4. The radiographic image of cavernous vascular malformation for the diagnosis of cavernous vascular malformation is characteristic. The center of a mixed signal intensity can be seen on T1 weighted, T2 weighted and proton density imaging. This center can be seen on the T1 weighting. Surrounded by a low-density hemosiderin ring, these lesions are usually not significantly enhanced. Continuous magnetic resonance imaging is performed on patients with fluent symptoms. The volume of the lesion may vary. Myelography and angiography are rare, usually Can not make a diagnosis of cavernous vascular malformation, sometimes it is necessary to perform spinal angiography, the difference between spongy vascular malformation and other types of vascular malformations.

Examine

Examination of spinal vascular malformations

What tests should be done for spinal vascular malformations?

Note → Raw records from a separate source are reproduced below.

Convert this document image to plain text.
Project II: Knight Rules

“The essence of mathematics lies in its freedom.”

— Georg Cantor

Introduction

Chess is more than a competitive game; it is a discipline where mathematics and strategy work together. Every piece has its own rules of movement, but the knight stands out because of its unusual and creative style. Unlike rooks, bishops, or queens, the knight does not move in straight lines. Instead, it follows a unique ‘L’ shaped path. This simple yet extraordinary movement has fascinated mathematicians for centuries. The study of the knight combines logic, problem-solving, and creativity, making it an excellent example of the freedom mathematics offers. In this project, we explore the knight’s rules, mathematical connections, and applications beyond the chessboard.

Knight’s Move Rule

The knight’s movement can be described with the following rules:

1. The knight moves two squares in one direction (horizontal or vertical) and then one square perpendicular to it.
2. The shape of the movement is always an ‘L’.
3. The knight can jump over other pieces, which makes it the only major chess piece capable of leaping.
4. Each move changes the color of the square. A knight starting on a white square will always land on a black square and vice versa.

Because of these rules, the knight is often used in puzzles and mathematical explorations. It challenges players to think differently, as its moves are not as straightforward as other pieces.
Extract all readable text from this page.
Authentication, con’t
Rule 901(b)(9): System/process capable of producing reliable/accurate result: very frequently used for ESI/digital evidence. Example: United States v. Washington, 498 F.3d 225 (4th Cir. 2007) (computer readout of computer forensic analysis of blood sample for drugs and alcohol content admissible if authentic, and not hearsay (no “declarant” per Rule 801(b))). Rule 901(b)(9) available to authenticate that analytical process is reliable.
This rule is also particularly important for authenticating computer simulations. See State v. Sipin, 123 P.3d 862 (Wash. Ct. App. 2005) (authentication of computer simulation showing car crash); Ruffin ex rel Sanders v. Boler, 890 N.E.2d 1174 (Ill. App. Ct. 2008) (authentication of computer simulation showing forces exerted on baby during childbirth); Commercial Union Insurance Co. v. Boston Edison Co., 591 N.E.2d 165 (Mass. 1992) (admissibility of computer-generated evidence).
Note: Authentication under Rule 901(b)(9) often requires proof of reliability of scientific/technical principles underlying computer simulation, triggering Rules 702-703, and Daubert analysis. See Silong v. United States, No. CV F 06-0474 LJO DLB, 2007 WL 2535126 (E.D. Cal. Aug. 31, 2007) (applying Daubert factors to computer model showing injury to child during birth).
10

Abnormal blood vessel rupture may be associated with subarachnoid hemorrhage, and bloody cerebrospinal fluid may be found during lumbar puncture.

1. Plain vertebral hemangioma can be seen in the vertebral body with grid-like loose, intramedullary vascular malformation can be seen widening of the spinal canal and pedicle spacing, similar to intramedullary tumors, Cobb syndrome can be seen vertebral and pedicle destruction.

2. Myelography This is the most important first step in the diagnosis of spinal cord lesions. It not only provides an indirect image of the spinal cord itself, but also displays a direct image of the pericardial vessels. A non-ionic water-soluble contrast agent should be used for angiography. With fewer side effects, it can be well dispersed in the subarachnoid space, fully showing the lesions, and at the same time, it can be absorbed quickly, without affecting the angiography again. If necessary, CT scan or spinal tomography can be added.

(1) normal periarthritis: normal medullary angiograms are often seen in the peri-medullary and post-medullary stenosis, the straight line is the anterior spinal cord, and the curved is the posterior venous spinal cord, mostly located in the thoracic 4-8 segment, orthotopic The needle can be seen in the thoracolumbar region with a needle-like root draining vein.

(2) Myelography of the lesion: thickening of the spinal cord, suggesting intramedullary vascular malformation, venous mass on the surface of the spinal cord can cause obstruction, vertebral hemangioma can cause epidural compression, in addition, visible around the spinal cord or in the cone of the spinal canal An enlarged or distorted blood vessel shadow.

3. CT scan after CT imaging to confirm the lesion segment, and then CT scan, will have a more comprehensive understanding of the lesion, plain scan can detect intramedullary hematoma and calcification, intrathecal injection of contrast agent can be seen arachnoid, hard There is an abnormal filling defect in the sub-membrane cavity. After contrast enhancement, it can show abnormal vascular clusters inside and outside the marrow.

4. Magnetic resonance imaging can comprehensively understand the location of intramedullary vascular malformation, the size of vascular mass, the presence or absence of venous thrombosis from sagittal, coronal, and transverse three-dimensional tomographic images, and follow up after surgery or after angiography, gradually replacing Spinal iodine angiography, except for cavernous hemangioma, all types of vascular malformations in the MRI image, showed a distortion of low signal flow phenomenon, distributed in the subarachnoid space or spinal cord, with venous congestion When the spinal cord is enlarged, the signal is strong or weak, the intramedullary cavernous hemangioma appears as a typical "black ring" sign in the T1-weighted image, that is, the middle is a high signal, suggesting the deposition of methemoglobin after hemorrhage. There is a low signal around.

5. Spinal angiography is the only method for the diagnosis and classification of spinal vascular malformations, and it can also provide valuable information for treatment.

Diagnosis

Diagnosis and diagnosis of spinal vascular malformation

What diseases are easily confused with spinal vascular malformations?

There are no diseases that need special identification.

Was this article helpful?

The material in this site is intended to be of general informational use and is not intended to constitute medical advice, probable diagnosis, or recommended treatments.